No, "we" didn't take military action. "We" were part of a multi-state coalition that implemented United Nations Security Council Resolution 1973.

Also "we" did not remove the ruler. Gaddafi was killed by members of the National Transitional Council of Libya.
scowie; you appear to hold the naïve view that this struggle is between different countries[i, when it is fundamentally something much more apocalyptic, and should be seen from the perspective of the combatants. It's not about [i]pipelines] , it's a fight to the death between Sunnis, Shias, and Alawites, and as Nigel Farage has said; we'd better keep out of it.

Foot in mouth yet again
Probably just practising his Yoga (or should that be Yogi?).
Khandro, I'd really like to agree with you, but I can't. We can keep out of it - but 'it' won't ignore us.
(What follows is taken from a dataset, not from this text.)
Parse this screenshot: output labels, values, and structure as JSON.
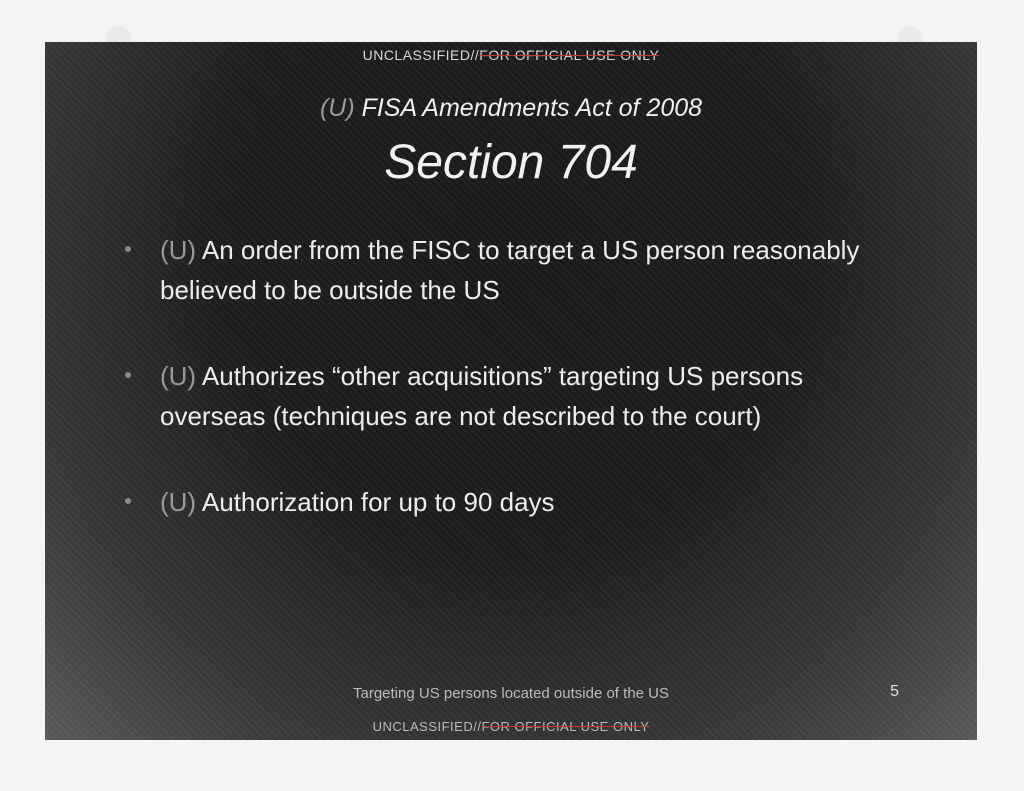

Back to the OP for a moment. I said earlier that Ed Miliband is devoid of dignity. He could begin his education by listening to David Cameron's response to him today.
How can anyone in their right minds vote for Miliband? He is a joke.
@ayg

But this isn't a presidential election. We don't vote for the leader, we vote for our constituency MP. So millions of voters will have to disregard your sage advice.

If you are worried that the unions are pulling his strings, don't lose sight of the fact that everything the next government does will be moderated by the coalition partner(s) and, if Union interference becomes obvious, a no confidence vote would bring them down at a stroke.

He can only become one of two things, as PM:- effective or short-lived.

Jokes are supposed to be funny
Bet he wishes he could turn the clock back. This may well have been his 'Kinnock Moment'.